After all, I had done the same.
I finally said, “When?”
Tavi kicked her feet through the air. “I don’t know, but Saira has asked little questions here and there about how I feel for Yakub and what I think of that part of the city.” Flicking a small leaf into the water, she said, “I think he is going to ask me to wed him, and Saira and Josef are the only ones he can ask for permission since, well . . .”
“We don’t have a mother and father.”
“Right. Josef loves him. Saira seems happier than I’ve ever seen her.”
Standing, I said, “Come, show me where he lives. I might not be your mother, but I am your sister and want to approve of this myself.”
Tavi clucked her tongue just like Hadiyah used to, and led me along the canal toward his home. It was warm now that it was nearing midday. I would need to return to Saalim soon. The idea excited me, making it easy to find happiness for Tavi. Return home.

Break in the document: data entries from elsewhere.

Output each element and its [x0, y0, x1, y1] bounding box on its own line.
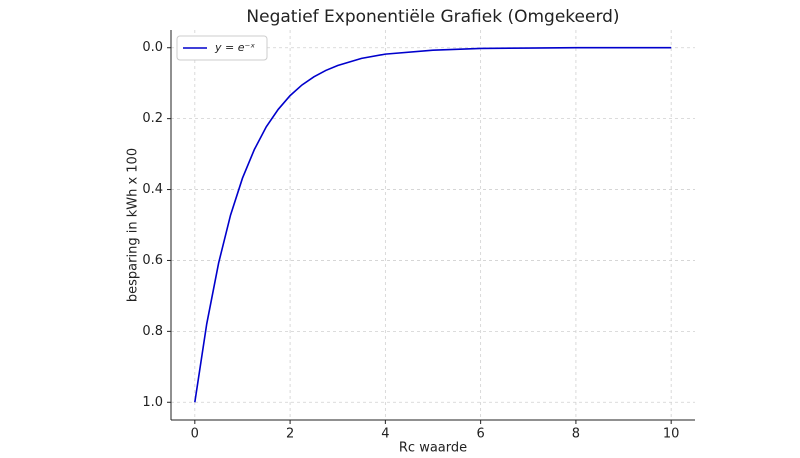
x-tick-label: 10 — [663, 427, 680, 442]
x-axis-label: Rc waarde — [399, 441, 467, 456]
x-tick-label: 8 — [572, 427, 580, 442]
y-tick-label: 1.0 — [142, 395, 163, 410]
y-tick-label: 0.4 — [142, 182, 163, 197]
legend-box — [176, 35, 268, 61]
legend-label: y = e⁻ˣ — [214, 41, 255, 54]
chart-title: Negatief Exponentiële Grafiek (Omgekeerd… — [246, 7, 619, 27]
line-series — [194, 46, 672, 403]
y-tick-label: 0.8 — [142, 324, 163, 339]
y-axis-label: besparing in kWh x 100 — [126, 148, 141, 302]
x-tick-label: 4 — [381, 427, 389, 442]
x-tick-label: 6 — [476, 427, 484, 442]
y-tick-label: 0.2 — [142, 111, 163, 126]
x-tick-label: 0 — [191, 427, 199, 442]
x-tick-label: 2 — [286, 427, 294, 442]
y-tick-label: 0.0 — [142, 40, 163, 55]
y-tick-label: 0.6 — [142, 253, 163, 268]
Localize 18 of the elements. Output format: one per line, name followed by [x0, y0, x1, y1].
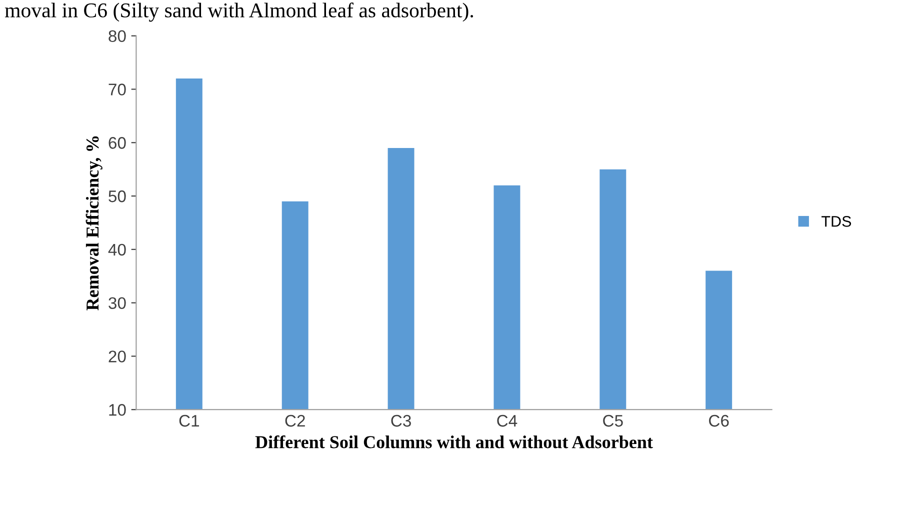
y-tick-label: 80 — [108, 30, 126, 42]
y-tick-label: 70 — [108, 84, 126, 96]
y-tick-label: 10 — [109, 404, 126, 416]
x-tick-label: C5 — [603, 414, 623, 427]
text: moval in C6 (Silty sand with Almond leaf as adsorbent). — [4, 2, 474, 22]
x-tick-label: C1 — [179, 414, 200, 427]
y-tick-label: 60 — [108, 137, 126, 149]
x-tick-label: C3 — [391, 414, 411, 427]
x-tick-label: C6 — [709, 414, 729, 427]
y-tick-label: 40 — [108, 244, 126, 256]
x-tick-label: C2 — [285, 414, 305, 427]
y-tick-label: 30 — [108, 297, 126, 310]
y-axis-title: Removal Efficiency, % — [86, 136, 102, 310]
x-tick-label: C4 — [497, 414, 518, 427]
y-tick-label: 50 — [108, 190, 126, 202]
x-axis-title: Different Soil Columns with and without Adsorbent — [255, 435, 653, 448]
legend-label: TDS — [822, 216, 852, 227]
y-tick-label: 20 — [108, 350, 126, 362]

“You can still have me to the palace as often as you want, you know,” Tavi said as we walked.
“Oh, I can?” I raised my eyebrows and folded my arms.
She hummed a confirmation, explaining, “I have heard that at each meal, the food is piled so high it’s taller than me. And if you’re any indication, I would bet those rumors are true.” She pinched my midsection, and I pushed her away, giggling.
“Let me tell you, the food is piled even higher.”
“Praise the Sons for that!” She grew serious. “But you will be inviting me for meals, won’t you? At least one a day, or I might reconsider this.” She gestured between us, like our being sisters was some sort of choice.
“I knew you only cared about me for the food.”
She pushed her braid over her shoulder and sauntered away, leaving me to trot after her.
We crept by Yakub’s home, snorting with delight at our attempts to be quiet.
“He can’t know I suspect!” she hissed, and we cackled even louder.
We said goodbye, and I floated on a river of glee back to the palace.